The intro sounds like you're about to hack a james bond villain's computer while HALO jumping into his underwater lair
1st thing comes to everyone's mind for sure hahahahaha I was like "what is coming here dude" lol lol
Fantastic intro to Smalltalk
Great talk Noel.
How is the macros created in Pharo, ,,mat and so on?
3:24 welp time to take a look at simula. Hopefully it's not terrible.
Tried Amber as parallel branch to Pharo. No. Documentation. At. All. :/
That is blatantly untrue.
Smalltalk is Anakin Skywalker, and the programmer is Palpatine.
13:48 That is why i will continue using Matlab. But Great Video, Great Talk!
He says that the reasons for its extinction are mysterious. Not so much. It was never successful because the overall design is unsuitable for modern applications.
It’s slow because of late binding.
Dynamic type system gets out of hand with large codebases.
Messaging passing and GC also slow it down.
Maybe as a scripting language, the features are pretty cool. You can manipulate object members on the fly.

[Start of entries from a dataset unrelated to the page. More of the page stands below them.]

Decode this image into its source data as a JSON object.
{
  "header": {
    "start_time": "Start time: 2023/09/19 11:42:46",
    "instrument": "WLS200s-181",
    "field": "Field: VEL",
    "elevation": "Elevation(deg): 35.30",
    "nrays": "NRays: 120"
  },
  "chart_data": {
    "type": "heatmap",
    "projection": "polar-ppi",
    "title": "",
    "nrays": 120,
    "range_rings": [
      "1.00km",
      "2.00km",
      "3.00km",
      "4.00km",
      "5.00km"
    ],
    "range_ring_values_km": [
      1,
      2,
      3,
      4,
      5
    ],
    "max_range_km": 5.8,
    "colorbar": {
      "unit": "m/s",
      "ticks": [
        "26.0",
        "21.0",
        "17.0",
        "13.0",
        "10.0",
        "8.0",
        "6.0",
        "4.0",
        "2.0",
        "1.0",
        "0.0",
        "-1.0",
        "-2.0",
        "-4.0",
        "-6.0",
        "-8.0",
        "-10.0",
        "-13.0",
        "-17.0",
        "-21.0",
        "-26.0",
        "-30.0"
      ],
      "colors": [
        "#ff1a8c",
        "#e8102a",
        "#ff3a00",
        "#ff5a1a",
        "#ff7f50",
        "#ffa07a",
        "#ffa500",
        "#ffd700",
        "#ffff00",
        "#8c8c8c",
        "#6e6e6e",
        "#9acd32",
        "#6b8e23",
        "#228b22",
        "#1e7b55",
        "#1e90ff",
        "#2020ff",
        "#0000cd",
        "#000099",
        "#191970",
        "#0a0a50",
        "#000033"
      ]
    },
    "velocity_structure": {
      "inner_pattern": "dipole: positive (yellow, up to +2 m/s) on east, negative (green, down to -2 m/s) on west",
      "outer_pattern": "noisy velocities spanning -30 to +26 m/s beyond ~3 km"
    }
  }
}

Pretty well all the optimisations that allow Javascript to work efficiently were originally pioneered in Smalltalk implementations, so they actually managed to get pretty decent speed. Never as good as C/C++ or Rust, but as good as Python, JavaScript and pretty well in the same ballpark as Java and C#.
It's main problem was that it was designed to be the entire operating environment, and doesn't interop with other systems very well.
The real problem was smalltalk licences were so expensive and then java came aling which was free. Now we have opensoirce smalltalk like Pharo, Squeak, dolphin and cuis smalltalk. Smalltalk is the best language i have used except for perhaps common lisp.😊
24:28 - that's pitty.
all Smalltak presentations on youtube are like this - smalltalk is best thing ever, here, look at this dumb hello world, it's awesome, but I will not show anything more because reasons. Sounds like scam and it wasn't so awesome after all, just old, now weird, nostalgic thing.
The fascination being alluded towards isn't in the example though, rather in the environment being presented, as this big, self-sufficient, well held together piece of language engineering that proves to be an idiosyncratic example of what could have been (although , in my opinion, just like LISP, if not more, it is doomed to be a romantic example, and will never be widely adopted in its purest form, while the idioms they brought along will find their way into the mainstream).
oh I see, tooling.
in .NET land, Visual studio + resharper (or Rider) also have neat features. Took couple decades, but now tools have caught up.
@@moofymoo From where do you think these tools piggybacked from?
@@moofymoo Really? I didnt know that you can program in a running image in Visual Studio or that you can debug a running process when it hits an error, modify code and have it continue.
@@johngibson4874 Exactly. Saying "I can do this in Visual Studio" is like seeing a word processor and saying "Meh, I can do that with a type writer and Tipp-Ex"
What is an Implicit receiver as opposed to an explicit receiver.
He does not explain anything.
He is only talking to people who are already programmers.
Yes, this is for programmers coming from another language.
Who would have thought that Ruby programmers may know a bit about these things already?
In Smalltalk, the receiver variable when not explicitly referenced will have its data field or method implicitly applied to the current object.
The Smalltalk video where Dan Ingalls was explaining Smalltalk gives a good explanation and example on the matter.
1-indexing and no operator precedence. That's two deal breakers.
No you shouldn't, just like Cobol, Forth or Logo.
BUT I JUST BOUGHT TURBO PASCAL FOR $4000 ON EBAY
Sorry for necro but there's so much jargon and stuff in this talk he shows and mentions but never really explains
Why not?
Ruby doesn't claim to be descended from Cobol, Forth, or Logo.